As the book has pointed out in its earliest chapters, economic theory provides the most reasoned, and often the most powerful and leveraged, guidance for econometric modeling of productivity. The primal and dual relationships that are specified and estimated by functional representations in the form of the production, cost, revenue, and profit functions derive their interpretability from the regularity conditions that were utilized in specifying the production sets, distance functions, and in deriving cost, revenue, and profit functions. These regularity conditions are often difficult to impose with many of the flexible parametric functional forms we discussed in Chapter 6 and may be even more difficult to impose when the functional relationships are specified nonparametrically using kernel smoothers or other classical nonparametric methods.
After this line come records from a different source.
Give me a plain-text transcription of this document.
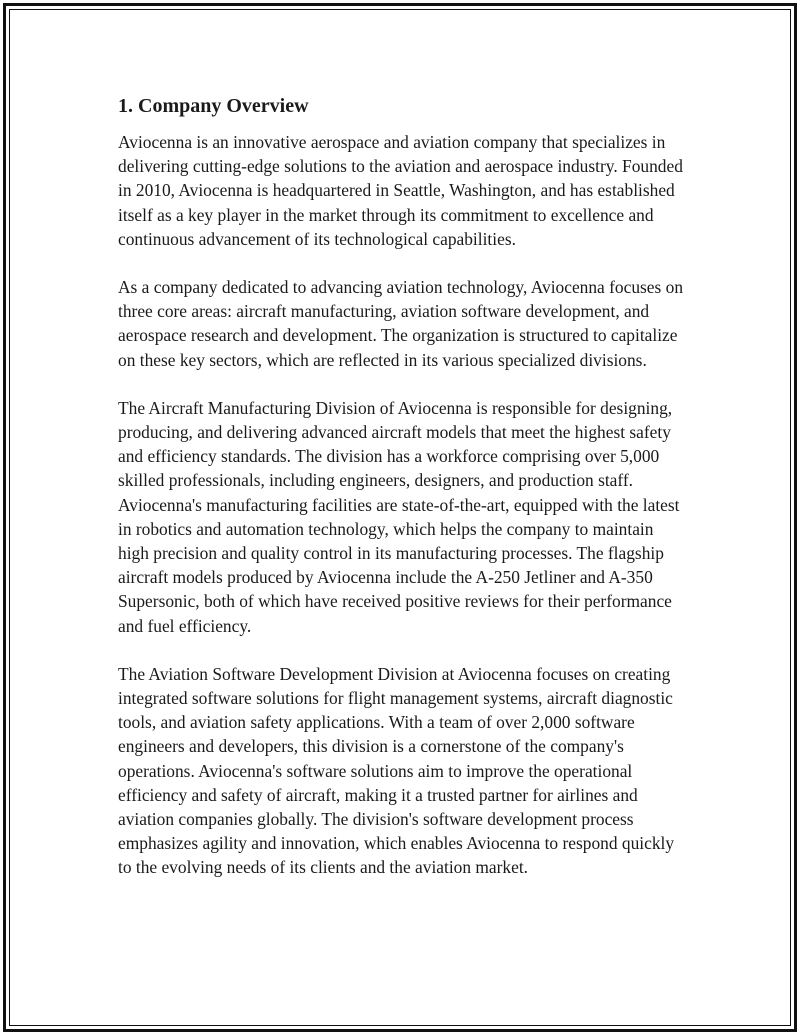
1. Company Overview

Aviocenna is an innovative aerospace and aviation company that specializes in delivering cutting-edge solutions to the aviation and aerospace industry. Founded in 2010, Aviocenna is headquartered in Seattle, Washington, and has established itself as a key player in the market through its commitment to excellence and continuous advancement of its technological capabilities.

As a company dedicated to advancing aviation technology, Aviocenna focuses on three core areas: aircraft manufacturing, aviation software development, and aerospace research and development. The organization is structured to capitalize on these key sectors, which are reflected in its various specialized divisions.

The Aircraft Manufacturing Division of Aviocenna is responsible for designing, producing, and delivering advanced aircraft models that meet the highest safety and efficiency standards. The division has a workforce comprising over 5,000 skilled professionals, including engineers, designers, and production staff. Aviocenna's manufacturing facilities are state-of-the-art, equipped with the latest in robotics and automation technology, which helps the company to maintain high precision and quality control in its manufacturing processes. The flagship aircraft models produced by Aviocenna include the A-250 Jetliner and A-350 Supersonic, both of which have received positive reviews for their performance and fuel efficiency.

The Aviation Software Development Division at Aviocenna focuses on creating integrated software solutions for flight management systems, aircraft diagnostic tools, and aviation safety applications. With a team of over 2,000 software engineers and developers, this division is a cornerstone of the company's operations. Aviocenna's software solutions aim to improve the operational efficiency and safety of aircraft, making it a trusted partner for airlines and aviation companies globally. The division's software development process emphasizes agility and innovation, which enables Aviocenna to respond quickly to the evolving needs of its clients and the aviation market.
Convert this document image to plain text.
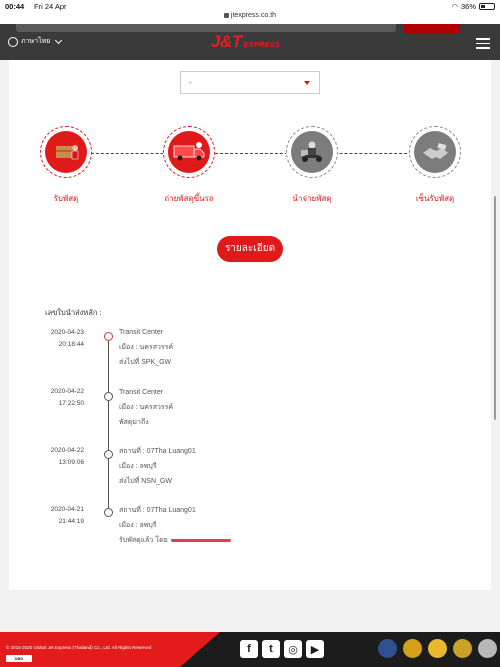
00:44 Fri 24 Apr	◠ 36%
jtexpress.co.th
ภาษาไทย	J&T EXPRESS
-
รับพัสดุ	ถ่ายพัสดุขึ้นรถ	นำจ่ายพัสดุ	เซ็นรับพัสดุ
รายละเอียด
เลขใบนำส่งหลัก :
2020-04-23
20:18:44
Transit Center
เมือง : นครสวรรค์
ส่งไปที่ SPK_GW
2020-04-22
17:22:50
Transit Center
เมือง : นครสวรรค์
พัสดุมาถึง
2020-04-22
13:09:06
สถานที่ : 07Tha Luang01
เมือง : ลพบุรี
ส่งไปที่ NSN_GW
2020-04-21
21:44:19
สถานที่ : 07Tha Luang01
เมือง : ลพบุรี
รับพัสดุแล้ว โดย
© 2015-2020 Global Jet Express (Thailand) Co., Ltd. All Rights Reserved
DBD
f	t	◎	▶
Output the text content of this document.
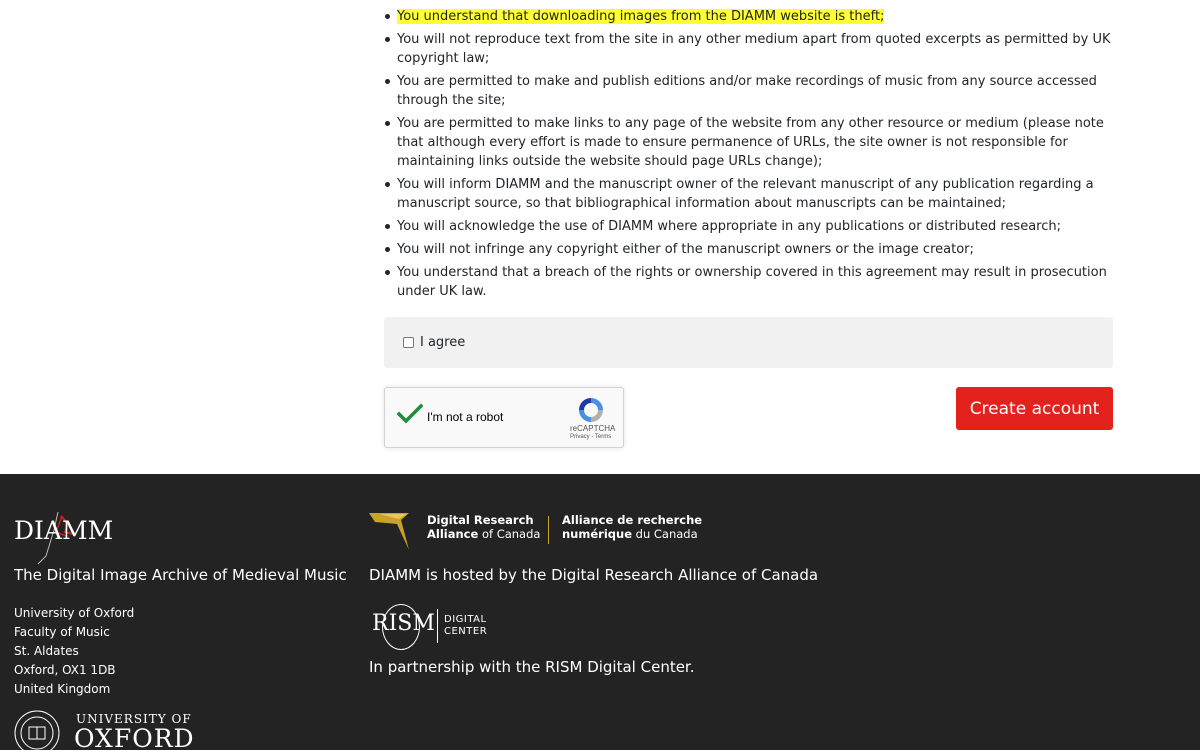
You understand that downloading images from the DIAMM website is theft;
You will not reproduce text from the site in any other medium apart from quoted excerpts as permitted by UK copyright law;
You are permitted to make and publish editions and/or make recordings of music from any source accessed through the site;
You are permitted to make links to any page of the website from any other resource or medium (please note that although every effort is made to ensure permanence of URLs, the site owner is not responsible for maintaining links outside the website should page URLs change);
You will inform DIAMM and the manuscript owner of the relevant manuscript of any publication regarding a manuscript source, so that bibliographical information about manuscripts can be maintained;
You will acknowledge the use of DIAMM where appropriate in any publications or distributed research;
You will not infringe any copyright either of the manuscript owners or the image creator;
You understand that a breach of the rights or ownership covered in this agreement may result in prosecution under UK law.
I agree
I'm not a robot
reCAPTCHA
Privacy - Terms
Create account
DIAMM
The Digital Image Archive of Medieval Music
University of Oxford
Faculty of Music
St. Aldates
Oxford, OX1 1DB
United Kingdom
UNIVERSITY OF
OXFORD
Digital Research
Alliance of Canada
Alliance de recherche
numérique du Canada
DIAMM is hosted by the Digital Research Alliance of Canada
RISM DIGITAL
CENTER
In partnership with the RISM Digital Center.
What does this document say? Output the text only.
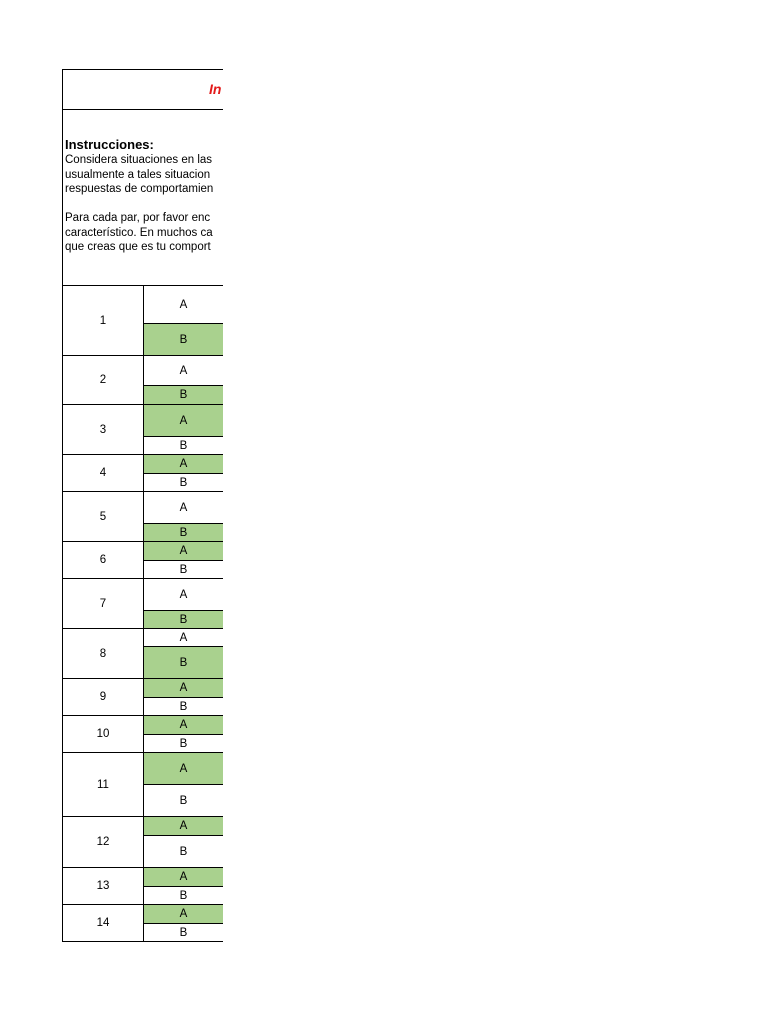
In
Instrucciones:
Considera situaciones en las
usualmente a tales situacion
respuestas de comportamien
Para cada par, por favor enc
característico. En muchos ca
que creas que es tu comport
1	A
	B
2	A
	B
3	A
	B
4	A
	B
5	A
	B
6	A
	B
7	A
	B
8	A
	B
9	A
	B
10	A
	B
11	A
	B
12	A
	B
13	A
	B
14	A
	B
In the production setting monotonicity is often required, analogous to its requirement in models with rational preferences. Concavity of production functions have analogs in convex preferences and risk aversion in utility theory. Demand theory results in downward sloping demand curves for normal goods (Matzkin, 1991; Lewbel, 2010; Blundell et al., 2012), while production theory and duality provide us with implications of profit-maximizing behavior that require profit functions to be concave in output prices. Cost minimization yields cost functions that are monotonically increasing and concave in input prices. Auction theory and optimal bidding strategies that vary across auction formats and bidders’ preferences are based on monotonicity in bidders valuations. Derivative pricing models are highly leveraged on convex function estimation (Broadie et al., 2000; Aıt-Sahalia and Duarte, 2003; Yatchew and Härdle, 2006). Such considerations are ubiquitous in economics and it is essential that we address them in the context of the topic that our book in part endeavors to address, empirical productivity analysis.
In this chapter, we discuss several methods to deal with estimation of the primal production function utilizing semi- and nonparametric econometric specifications under monotonicity and curvature constraints. General reviews of this material can be found in Matzkin (1994) and Yatchew (2003, Chapter 6). Work that speaks to relatively recent extensions can be found in Hall and Huang (2001), Groeneboom et al. (2001), Horowitz et al. (2004), Carroll et al. (2011), Shively et al. (2011), Blundell et al. (2012), and Pya and Wood (2015), among others.